A quarter of Army private's salary could go to energy bills, Labour says

Forces families are on the frontline of the UK's cost of living crisis, says Labour, amid fears junior personnel in service family accommodation could pay almost £5,100 in energy bills.

In response to parliamentary questions from Shadow Defence Secretary John Healey, the Ministry of Defence (MOD) forecasts tens of thousands living in family housing who buy direct from suppliers could see bills rise by 116% this year.

Defence predicts those in Type B-D homes (usually occupied by members of the junior ranks with up to four children) could see last year's average bills of £2,357.50 hit £5,094 in 2022-23.

Non-officer rank pay starts at £21,000 for privates, so those living in these conditions could lose a quarter of their salary to rising bills.

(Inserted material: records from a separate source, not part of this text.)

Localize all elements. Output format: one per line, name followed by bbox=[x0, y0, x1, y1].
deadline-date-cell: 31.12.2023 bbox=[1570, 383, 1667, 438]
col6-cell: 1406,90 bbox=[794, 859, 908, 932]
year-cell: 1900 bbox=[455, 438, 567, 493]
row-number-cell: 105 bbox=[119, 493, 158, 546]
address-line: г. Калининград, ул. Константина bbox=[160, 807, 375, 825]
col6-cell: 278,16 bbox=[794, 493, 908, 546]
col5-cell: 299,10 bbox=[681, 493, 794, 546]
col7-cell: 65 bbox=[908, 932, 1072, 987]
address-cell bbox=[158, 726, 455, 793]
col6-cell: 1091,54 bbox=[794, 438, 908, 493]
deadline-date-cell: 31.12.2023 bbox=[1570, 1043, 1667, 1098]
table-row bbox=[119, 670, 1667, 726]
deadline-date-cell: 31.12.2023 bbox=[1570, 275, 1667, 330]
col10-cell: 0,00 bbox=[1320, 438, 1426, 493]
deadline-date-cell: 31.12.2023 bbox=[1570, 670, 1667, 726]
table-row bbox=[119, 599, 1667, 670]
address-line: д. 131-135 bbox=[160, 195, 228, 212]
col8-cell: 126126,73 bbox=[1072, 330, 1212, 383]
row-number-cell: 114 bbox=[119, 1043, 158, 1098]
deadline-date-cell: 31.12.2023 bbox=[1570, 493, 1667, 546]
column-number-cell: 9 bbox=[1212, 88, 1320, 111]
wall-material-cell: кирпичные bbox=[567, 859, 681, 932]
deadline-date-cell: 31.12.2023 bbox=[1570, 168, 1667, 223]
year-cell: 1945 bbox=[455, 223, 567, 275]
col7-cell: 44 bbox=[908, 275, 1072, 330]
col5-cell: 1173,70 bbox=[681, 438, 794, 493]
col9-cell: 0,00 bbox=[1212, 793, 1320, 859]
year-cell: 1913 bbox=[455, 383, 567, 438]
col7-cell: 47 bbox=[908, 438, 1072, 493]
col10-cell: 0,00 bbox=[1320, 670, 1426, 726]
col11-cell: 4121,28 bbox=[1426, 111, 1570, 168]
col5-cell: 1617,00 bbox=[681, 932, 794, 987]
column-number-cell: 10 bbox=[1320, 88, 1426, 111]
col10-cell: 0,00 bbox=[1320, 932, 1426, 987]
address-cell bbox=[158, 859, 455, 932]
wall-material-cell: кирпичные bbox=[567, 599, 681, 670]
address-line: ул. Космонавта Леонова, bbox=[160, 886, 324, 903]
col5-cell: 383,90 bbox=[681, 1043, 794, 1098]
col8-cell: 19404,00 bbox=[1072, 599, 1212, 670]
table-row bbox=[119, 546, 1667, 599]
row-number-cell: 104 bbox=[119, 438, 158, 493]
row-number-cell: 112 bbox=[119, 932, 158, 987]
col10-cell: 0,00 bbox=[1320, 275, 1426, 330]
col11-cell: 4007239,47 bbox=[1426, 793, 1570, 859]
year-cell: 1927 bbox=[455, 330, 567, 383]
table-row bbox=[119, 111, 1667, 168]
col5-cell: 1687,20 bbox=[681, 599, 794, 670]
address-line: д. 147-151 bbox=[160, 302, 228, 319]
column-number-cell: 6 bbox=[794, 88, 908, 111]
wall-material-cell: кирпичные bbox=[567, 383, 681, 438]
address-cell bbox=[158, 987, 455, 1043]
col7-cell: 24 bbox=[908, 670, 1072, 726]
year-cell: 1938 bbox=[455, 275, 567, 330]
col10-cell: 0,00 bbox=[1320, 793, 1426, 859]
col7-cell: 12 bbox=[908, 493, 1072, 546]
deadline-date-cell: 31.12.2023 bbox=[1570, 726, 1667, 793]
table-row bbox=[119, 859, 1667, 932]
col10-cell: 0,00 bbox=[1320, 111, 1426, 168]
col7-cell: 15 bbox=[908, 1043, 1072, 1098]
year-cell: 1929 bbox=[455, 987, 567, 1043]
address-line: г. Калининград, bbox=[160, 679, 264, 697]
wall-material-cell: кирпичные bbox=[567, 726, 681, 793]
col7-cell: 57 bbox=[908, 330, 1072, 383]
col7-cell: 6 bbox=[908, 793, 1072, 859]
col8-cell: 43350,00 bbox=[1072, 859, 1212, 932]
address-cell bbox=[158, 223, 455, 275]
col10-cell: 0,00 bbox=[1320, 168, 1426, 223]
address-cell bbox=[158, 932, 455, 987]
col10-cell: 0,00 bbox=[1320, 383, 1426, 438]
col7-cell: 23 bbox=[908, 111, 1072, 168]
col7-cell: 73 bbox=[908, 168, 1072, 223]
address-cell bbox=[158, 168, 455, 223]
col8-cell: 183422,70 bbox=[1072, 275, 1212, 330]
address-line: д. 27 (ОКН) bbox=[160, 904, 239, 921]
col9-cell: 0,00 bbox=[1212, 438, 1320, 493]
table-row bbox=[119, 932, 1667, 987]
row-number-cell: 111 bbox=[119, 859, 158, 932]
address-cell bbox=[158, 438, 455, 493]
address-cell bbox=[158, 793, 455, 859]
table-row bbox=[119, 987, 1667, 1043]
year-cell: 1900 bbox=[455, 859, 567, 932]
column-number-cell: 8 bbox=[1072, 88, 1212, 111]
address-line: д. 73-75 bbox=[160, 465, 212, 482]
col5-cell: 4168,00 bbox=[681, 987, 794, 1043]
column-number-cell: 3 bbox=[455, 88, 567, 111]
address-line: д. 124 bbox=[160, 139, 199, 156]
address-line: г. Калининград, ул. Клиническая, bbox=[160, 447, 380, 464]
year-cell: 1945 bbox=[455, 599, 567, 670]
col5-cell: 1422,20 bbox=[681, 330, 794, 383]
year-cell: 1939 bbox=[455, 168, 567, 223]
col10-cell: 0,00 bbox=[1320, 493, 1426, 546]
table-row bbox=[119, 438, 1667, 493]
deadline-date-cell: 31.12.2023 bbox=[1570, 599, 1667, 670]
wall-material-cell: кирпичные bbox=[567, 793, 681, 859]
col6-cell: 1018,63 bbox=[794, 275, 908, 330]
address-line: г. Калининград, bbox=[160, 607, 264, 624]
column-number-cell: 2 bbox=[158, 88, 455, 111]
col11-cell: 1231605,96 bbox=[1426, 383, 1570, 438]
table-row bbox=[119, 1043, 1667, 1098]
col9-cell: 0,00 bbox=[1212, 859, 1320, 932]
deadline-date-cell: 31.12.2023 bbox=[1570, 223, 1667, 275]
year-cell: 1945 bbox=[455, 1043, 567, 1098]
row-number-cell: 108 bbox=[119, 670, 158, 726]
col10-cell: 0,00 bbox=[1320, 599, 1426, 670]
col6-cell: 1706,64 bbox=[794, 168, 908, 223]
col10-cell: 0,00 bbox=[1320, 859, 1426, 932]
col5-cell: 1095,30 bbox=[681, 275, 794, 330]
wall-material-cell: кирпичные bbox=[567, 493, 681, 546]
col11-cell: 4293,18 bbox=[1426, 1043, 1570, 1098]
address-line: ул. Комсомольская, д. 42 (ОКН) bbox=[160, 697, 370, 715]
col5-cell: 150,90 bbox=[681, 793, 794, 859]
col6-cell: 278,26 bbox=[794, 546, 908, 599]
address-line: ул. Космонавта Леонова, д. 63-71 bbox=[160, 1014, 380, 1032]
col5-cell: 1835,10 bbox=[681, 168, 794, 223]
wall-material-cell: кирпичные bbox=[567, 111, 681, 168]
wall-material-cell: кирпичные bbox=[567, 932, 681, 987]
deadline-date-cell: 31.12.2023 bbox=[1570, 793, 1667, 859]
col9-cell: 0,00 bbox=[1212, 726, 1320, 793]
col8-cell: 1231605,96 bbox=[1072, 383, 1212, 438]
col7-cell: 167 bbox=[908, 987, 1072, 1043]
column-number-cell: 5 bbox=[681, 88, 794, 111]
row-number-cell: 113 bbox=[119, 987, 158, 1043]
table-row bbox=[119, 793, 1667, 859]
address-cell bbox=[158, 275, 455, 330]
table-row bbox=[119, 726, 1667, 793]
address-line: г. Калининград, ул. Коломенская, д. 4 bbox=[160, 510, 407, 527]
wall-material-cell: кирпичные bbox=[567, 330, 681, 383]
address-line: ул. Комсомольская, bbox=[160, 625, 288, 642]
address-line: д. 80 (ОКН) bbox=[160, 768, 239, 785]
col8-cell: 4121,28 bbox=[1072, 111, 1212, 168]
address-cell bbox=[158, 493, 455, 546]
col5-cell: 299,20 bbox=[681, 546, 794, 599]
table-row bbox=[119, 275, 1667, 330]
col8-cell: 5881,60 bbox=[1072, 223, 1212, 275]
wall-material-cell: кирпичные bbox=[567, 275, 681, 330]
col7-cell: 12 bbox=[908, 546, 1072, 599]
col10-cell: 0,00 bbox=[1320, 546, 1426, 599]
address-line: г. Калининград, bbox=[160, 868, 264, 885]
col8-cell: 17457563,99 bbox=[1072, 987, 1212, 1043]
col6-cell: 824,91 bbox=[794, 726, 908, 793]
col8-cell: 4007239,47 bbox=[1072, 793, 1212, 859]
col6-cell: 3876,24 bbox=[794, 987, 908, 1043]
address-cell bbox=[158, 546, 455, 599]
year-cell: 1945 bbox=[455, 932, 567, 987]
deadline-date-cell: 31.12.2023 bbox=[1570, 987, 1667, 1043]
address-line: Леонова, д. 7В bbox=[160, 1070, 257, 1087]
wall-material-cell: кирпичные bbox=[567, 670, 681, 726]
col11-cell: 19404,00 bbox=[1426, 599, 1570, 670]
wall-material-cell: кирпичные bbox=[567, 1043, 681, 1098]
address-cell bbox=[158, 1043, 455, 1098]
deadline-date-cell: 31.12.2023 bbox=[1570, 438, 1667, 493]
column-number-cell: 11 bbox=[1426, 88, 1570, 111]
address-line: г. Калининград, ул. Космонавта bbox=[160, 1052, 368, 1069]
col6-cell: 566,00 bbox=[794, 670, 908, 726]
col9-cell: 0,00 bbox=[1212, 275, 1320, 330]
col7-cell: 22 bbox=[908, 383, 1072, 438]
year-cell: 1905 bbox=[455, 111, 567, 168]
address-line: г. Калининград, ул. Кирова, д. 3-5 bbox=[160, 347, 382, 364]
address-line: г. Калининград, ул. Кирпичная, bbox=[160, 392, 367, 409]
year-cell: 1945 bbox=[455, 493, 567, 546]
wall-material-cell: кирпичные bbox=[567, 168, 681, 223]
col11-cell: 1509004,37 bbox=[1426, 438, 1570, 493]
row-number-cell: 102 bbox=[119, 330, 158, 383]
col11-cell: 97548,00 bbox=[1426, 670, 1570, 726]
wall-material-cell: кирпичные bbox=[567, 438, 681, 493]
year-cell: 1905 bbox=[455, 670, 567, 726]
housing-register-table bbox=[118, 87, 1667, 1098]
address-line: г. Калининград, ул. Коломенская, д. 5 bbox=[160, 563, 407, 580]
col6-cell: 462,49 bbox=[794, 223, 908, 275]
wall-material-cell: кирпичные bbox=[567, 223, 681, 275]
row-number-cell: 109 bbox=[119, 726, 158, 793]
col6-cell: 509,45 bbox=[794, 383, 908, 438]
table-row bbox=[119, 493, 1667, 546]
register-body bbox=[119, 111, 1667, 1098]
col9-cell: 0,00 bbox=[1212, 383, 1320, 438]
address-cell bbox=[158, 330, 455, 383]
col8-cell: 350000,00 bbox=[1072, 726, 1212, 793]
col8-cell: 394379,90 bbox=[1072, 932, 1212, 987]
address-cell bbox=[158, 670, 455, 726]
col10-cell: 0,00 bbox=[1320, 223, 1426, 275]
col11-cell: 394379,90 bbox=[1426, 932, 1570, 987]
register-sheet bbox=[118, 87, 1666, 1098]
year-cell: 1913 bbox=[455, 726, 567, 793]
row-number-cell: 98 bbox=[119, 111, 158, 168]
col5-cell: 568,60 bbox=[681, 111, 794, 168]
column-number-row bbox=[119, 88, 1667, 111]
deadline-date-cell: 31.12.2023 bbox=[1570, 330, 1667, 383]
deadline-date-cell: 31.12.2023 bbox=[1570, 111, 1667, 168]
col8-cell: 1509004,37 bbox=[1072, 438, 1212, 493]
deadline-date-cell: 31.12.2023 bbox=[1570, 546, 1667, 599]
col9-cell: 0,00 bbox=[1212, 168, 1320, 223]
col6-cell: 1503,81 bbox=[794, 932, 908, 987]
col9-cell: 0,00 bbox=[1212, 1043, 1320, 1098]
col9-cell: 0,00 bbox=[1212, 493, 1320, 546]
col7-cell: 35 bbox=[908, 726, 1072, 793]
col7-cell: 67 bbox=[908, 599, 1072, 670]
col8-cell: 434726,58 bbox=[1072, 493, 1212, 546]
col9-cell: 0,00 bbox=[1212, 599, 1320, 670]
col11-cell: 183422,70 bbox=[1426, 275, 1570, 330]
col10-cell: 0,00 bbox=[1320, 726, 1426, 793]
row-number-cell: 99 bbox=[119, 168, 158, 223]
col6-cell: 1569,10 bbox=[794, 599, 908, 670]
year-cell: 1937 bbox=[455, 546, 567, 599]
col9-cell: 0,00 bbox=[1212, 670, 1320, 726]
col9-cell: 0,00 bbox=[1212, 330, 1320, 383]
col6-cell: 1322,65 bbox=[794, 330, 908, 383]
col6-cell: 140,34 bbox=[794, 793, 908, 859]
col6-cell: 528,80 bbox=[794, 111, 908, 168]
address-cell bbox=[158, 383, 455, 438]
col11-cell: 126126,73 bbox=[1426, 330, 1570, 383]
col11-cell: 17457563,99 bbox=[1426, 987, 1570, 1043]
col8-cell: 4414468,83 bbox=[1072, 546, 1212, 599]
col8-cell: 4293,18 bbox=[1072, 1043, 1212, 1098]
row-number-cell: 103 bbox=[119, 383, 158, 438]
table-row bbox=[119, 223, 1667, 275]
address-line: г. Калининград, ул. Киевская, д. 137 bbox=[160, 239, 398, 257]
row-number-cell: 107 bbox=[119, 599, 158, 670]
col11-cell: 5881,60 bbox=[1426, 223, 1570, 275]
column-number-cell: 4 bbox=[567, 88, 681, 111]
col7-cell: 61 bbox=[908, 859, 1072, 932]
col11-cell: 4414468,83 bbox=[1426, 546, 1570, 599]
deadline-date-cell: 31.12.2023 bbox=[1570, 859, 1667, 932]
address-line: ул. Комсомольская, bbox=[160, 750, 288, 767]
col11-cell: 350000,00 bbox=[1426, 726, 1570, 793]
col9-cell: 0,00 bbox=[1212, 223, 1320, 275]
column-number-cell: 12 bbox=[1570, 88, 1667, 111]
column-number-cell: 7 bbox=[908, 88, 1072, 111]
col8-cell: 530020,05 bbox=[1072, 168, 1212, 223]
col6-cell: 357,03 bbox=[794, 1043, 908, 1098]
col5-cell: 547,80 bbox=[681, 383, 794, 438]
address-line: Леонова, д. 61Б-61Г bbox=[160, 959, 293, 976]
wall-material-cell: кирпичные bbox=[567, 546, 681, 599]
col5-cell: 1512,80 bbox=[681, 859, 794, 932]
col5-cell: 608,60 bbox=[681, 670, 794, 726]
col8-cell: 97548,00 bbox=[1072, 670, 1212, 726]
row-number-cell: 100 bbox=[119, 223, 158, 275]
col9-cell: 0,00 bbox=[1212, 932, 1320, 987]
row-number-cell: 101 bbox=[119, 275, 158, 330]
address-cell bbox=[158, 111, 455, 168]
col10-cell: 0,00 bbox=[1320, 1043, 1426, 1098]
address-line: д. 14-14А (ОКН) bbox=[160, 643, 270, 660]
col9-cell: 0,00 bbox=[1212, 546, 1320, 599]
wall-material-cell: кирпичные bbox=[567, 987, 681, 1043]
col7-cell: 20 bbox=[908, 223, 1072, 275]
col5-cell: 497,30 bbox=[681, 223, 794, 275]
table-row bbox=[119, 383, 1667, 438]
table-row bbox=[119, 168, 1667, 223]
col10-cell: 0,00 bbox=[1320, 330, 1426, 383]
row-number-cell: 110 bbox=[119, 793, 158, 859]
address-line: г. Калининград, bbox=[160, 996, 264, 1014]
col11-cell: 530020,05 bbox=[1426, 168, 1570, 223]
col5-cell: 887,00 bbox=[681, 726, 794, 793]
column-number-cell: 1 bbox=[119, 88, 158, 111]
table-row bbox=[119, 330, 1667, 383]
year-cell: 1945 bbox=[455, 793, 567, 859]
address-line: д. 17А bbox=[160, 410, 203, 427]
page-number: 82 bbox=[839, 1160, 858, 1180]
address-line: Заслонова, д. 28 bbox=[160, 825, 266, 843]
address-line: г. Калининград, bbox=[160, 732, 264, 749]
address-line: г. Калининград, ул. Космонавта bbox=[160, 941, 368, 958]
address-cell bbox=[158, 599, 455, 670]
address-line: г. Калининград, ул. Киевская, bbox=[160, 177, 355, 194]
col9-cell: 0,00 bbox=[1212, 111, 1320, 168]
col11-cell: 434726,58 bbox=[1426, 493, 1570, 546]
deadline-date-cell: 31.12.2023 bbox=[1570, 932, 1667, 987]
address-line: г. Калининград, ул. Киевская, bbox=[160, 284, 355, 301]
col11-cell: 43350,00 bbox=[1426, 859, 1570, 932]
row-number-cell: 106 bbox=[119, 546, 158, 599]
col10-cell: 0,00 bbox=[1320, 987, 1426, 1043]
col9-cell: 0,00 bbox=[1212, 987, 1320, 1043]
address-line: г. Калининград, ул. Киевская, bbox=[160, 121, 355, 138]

No Government help outside of the £400 cost of living winter payment is currently available.

For more than 500 personnel who do not buy energy directly from suppliers, heavily subsidised 'fuel and light' charges are still set to increase around 40% this year.

For corporals starting on £33,065, almost one-sixth of their pay would be eaten up – non-officer ranks forming roughly four-fifths of the 34,920 in service accommodation.

Family houses on a military housing estate on Salisbury Plain.
Family houses on a military housing estate on Salisbury Plain.

Officer ranks are also set to be hit hard – 2,900 in Type IV properties with two double and two single bedrooms could see energy costs rise from £3,959.74 in 2021-22 to £10,622.83 in 2022-23.

Labour has announced a fully-funded £29bn plan it said would prevent the energy price cap from rising through the winter, paid for by extra tax from oil and gas companies.

Shadow Defence Secretary John Healey said the Conservatives are "failing" personnel and families, adding that a £29bn cost cap plan for the winter would "typically save households £1,000, paid for by taxing oil and gas producers who are making record profits".

"What is happening to our service families is no different to what is happening to households across the whole country, but if the first duty of a British government is to keep our nation safe, then surely the first priority of that government must be protecting the wellbeing of our Armed Forces and their families," he said.

A spokesperson for the MOD said: "We have worked hard to introduce a range of measures to support our personnel coping with the cost of living, including the biggest pay increase in 20 years, freezing daily food costs and extending wraparound childcare, saving families up to £3,000 per child per year."